Of all of the states to the east of the Mississippi River, Maine has the lowest population. Over 4/5 of Maine is forest land.

In 1819, Maine’s constitution was adopted. It contained a system of checks and balances, as well as several colonial influences from the Commonwealth of Massachusetts’ constitution. The primary court system in Maine is made up of district courts, superior courts and the supreme court. However, county probate courts also exist.

Maine was considered to be part of Massachusetts for almost half of the time that it has been in existence. Religious dissenters settled “Downeast” and wealthy businessmen also contributed to the earliest Maine settlements. European settlers in Maine in the 1600s often had to move back to the lower colonies due to problems in the northern part of the state. Some of those problems included conflicts with Native Americans, war threats, weather issues, and French influences. By the middle of the 1800s, settlers were living in most parts of Maine. In the eighteenth and nineteenth centuries, Scotch-Irish, Acadians, and French-Canadians all settled in Maine.

Maine was part of Massachusetts from 1667 to 1780. Maine’s only county was York County until 1760, when other counties began to be established. From 1760 until 1820, the area was known as the District of Maine in Massachusetts. The Revolutionary War cost the state of Massachusetts a lot of money. So, settlement was encouraged in the Maine region to help offset those costs. In fact, a lot of Revolutionary War soldiers from New Hampshire and Massachusetts later moved to Maine. However, they found themselves having to argue with the original owners of the land, in many cases. Settlers hoped to utilize the natural resources in Maine, but they soon found harsh weather conditions and an unforgiving wilderness. Ironically, it’s that very wilderness and being close to nature that attracts a lot of people to Maine today.

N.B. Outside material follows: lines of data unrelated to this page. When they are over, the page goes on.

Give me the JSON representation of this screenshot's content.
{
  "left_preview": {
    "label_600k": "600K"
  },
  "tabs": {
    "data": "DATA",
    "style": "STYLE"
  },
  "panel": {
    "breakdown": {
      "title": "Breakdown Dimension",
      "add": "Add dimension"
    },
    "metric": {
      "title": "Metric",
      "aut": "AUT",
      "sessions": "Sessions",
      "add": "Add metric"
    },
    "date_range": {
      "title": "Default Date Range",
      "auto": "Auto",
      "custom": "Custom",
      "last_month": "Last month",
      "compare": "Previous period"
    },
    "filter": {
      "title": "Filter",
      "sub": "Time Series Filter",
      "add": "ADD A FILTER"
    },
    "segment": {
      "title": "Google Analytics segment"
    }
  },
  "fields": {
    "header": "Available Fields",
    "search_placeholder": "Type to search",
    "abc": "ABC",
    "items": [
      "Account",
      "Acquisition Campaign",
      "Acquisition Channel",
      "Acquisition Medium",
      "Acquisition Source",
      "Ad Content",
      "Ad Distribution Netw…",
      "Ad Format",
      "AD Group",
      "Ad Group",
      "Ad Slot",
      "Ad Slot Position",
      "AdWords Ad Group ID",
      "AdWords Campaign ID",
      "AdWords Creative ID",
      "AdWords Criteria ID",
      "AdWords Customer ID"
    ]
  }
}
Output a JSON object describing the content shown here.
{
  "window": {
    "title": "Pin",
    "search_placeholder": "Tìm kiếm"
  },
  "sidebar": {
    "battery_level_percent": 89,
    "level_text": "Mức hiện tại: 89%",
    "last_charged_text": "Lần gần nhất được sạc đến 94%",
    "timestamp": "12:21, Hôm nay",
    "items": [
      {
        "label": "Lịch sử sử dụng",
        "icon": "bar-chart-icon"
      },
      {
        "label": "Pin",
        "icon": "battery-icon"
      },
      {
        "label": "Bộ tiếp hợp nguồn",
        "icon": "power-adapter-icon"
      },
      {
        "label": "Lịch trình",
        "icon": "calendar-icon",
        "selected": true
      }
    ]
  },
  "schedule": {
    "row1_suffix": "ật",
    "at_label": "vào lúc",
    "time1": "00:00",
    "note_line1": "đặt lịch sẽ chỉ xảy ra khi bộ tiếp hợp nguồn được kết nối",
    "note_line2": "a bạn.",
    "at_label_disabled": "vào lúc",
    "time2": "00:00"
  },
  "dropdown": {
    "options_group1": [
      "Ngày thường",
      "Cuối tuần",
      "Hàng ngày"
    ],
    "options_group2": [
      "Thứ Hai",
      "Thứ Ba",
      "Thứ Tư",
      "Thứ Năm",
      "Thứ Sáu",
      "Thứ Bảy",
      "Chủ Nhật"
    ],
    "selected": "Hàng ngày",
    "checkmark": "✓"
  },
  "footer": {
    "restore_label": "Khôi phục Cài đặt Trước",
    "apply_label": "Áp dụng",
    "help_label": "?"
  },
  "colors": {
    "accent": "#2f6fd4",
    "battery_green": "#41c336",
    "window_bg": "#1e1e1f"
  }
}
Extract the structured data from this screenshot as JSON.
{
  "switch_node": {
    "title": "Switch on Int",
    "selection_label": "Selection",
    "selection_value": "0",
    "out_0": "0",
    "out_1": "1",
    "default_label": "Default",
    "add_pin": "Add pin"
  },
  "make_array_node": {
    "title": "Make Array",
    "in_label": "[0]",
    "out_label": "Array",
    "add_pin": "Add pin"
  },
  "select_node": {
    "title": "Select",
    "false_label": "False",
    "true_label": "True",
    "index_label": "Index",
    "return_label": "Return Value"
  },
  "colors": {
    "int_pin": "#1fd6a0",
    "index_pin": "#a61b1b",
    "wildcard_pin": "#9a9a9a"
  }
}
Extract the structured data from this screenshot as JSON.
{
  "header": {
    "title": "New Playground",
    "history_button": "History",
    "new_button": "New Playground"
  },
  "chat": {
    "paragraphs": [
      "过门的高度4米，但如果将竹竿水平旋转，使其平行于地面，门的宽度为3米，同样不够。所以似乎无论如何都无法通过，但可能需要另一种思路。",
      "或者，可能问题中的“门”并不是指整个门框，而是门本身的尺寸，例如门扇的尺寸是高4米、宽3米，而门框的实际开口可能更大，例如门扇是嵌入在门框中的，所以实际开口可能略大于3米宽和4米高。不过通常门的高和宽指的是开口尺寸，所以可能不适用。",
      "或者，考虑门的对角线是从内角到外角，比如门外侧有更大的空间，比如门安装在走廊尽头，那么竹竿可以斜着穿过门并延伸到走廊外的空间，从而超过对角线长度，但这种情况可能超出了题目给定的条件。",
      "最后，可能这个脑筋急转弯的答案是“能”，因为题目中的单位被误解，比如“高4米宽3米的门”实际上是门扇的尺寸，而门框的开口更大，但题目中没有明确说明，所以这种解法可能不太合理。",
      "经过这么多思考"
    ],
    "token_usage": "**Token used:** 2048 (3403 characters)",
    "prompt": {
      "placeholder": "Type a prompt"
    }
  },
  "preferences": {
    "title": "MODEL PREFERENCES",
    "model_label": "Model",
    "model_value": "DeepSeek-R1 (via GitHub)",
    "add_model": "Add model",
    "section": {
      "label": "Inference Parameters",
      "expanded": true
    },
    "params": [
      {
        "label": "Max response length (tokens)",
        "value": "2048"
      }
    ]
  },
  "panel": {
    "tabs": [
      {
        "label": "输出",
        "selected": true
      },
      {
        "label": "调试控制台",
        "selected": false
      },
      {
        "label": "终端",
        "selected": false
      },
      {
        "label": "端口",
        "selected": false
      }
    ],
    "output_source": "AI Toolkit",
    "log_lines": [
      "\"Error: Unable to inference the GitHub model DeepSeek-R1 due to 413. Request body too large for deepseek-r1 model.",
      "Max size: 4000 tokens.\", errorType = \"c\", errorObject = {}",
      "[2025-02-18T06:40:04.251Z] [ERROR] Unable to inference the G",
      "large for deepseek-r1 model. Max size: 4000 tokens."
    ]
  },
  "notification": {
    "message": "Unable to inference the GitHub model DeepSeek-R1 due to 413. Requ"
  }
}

Maine is a large state full of many mountains and harsh terrain. Most of its population can be found near the New Hampshire border and along the Maine coastline. Other highly populated areas can be found near the Penobscot and Kennebec rivers. More than half of the state is wilderness and lies in high elevations.

Maine is also a state that is highly politically divided. It has around 200 unpopulated land divisions designated only by range and township. It also has 12 populated townships, 3 voting districts for Indians, 433 towns, 36 plantations, and 22 cities. It has also undergone border disputes with Canada to the north and east.

Maine record keeping style changes and government changes have occurred so many times that genealogical research can be a challenge. Nevertheless, the Maine Historical Society and the Maine State Archives both have large collections of valuable records. Maine record research centralization is also being greatly helped by the addition of microfilming and data processing procedures at the Maine Historical Society and the Maine State Archives.